Yıllardır üzerinde uzun uzadıya tartıştığımız konular artık kronik bir hal alırken Zonguldak küçülmeye devam ederken, yeni arayışların vizyon eksikliği ile ortaya attığı çılgın projelerde zaman, para ve enerji kaybedilmeye devam ediyor.

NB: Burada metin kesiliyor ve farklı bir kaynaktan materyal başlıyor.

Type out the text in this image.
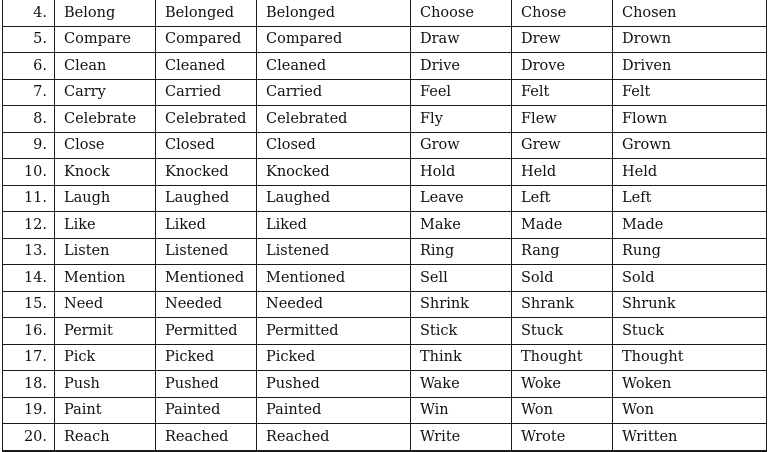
4.	Belong	Belonged	Belonged	Choose	Chose	Chosen
5.	Compare	Compared	Compared	Draw	Drew	Drown
6.	Clean	Cleaned	Cleaned	Drive	Drove	Driven
7.	Carry	Carried	Carried	Feel	Felt	Felt
8.	Celebrate	Celebrated	Celebrated	Fly	Flew	Flown
9.	Close	Closed	Closed	Grow	Grew	Grown
10.	Knock	Knocked	Knocked	Hold	Held	Held
11.	Laugh	Laughed	Laughed	Leave	Left	Left
12.	Like	Liked	Liked	Make	Made	Made
13.	Listen	Listened	Listened	Ring	Rang	Rung
14.	Mention	Mentioned	Mentioned	Sell	Sold	Sold
15.	Need	Needed	Needed	Shrink	Shrank	Shrunk
16.	Permit	Permitted	Permitted	Stick	Stuck	Stuck
17.	Pick	Picked	Picked	Think	Thought	Thought
18.	Push	Pushed	Pushed	Wake	Woke	Woken
19.	Paint	Painted	Painted	Win	Won	Won
20.	Reach	Reached	Reached	Write	Wrote	Written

Tartışılan konulara şöyle bir baktığımızda karşımıza Fevkani Köprü, MAKZON, Kız Meslek Lisesi, Fener Mahallesinin SİT statüsündeki sürekli değişkenliği, Üzülmez Kültür Vadisi, Filyos Projesi, Filyos Vadisinin gelecekteki yapılanması, Çatalağzı ve Termik Santrallerin bölgede yarattığı kirlilik, TTK’ya işçi alımı, TTK’nın rödavanslı sahalarında yaşanan iş güvenliği ve emek karşılıksız ücretler, ERDEMİR’in cürufunun bertarafı, ERDEMİR’in bölge ve İlimiz üzerinden kazandıklarına karşılık bu kazanımlarından yeteri kadar İlimiz ekonomisine katkı koymaması, özellikle Çaycuma, Gökçebey, Saltukova, Bakacakkadı, Çaydeğirmeni ve Devrek aksında Bilim Sanayi ve Teknoloji Bakanlığı nezdinde yürütülen Endüstri Bölgesinin geliştirilmesi ve Çaycuma Organize Sanayi Bölgesi sınırlarının genişletilerek bir hurda eritme tesisine tahsisi, Kozlu ve Zonguldak arasındaki eski çöp döküm sahasının bugün yarattığı sorunlar, Zonguldak-İstanbul, Zonguldak- Ankara, Devrek- Ereğli ve Kilimli Sahil yolları üzerindeki bitmeyen sorunların kaynağı teknik aksaklıklar ve yapısal sorunlar, Merkez- Vadi ve Ereğli arasındaki kaynak kullanımı kaygıları çıkmaktadır.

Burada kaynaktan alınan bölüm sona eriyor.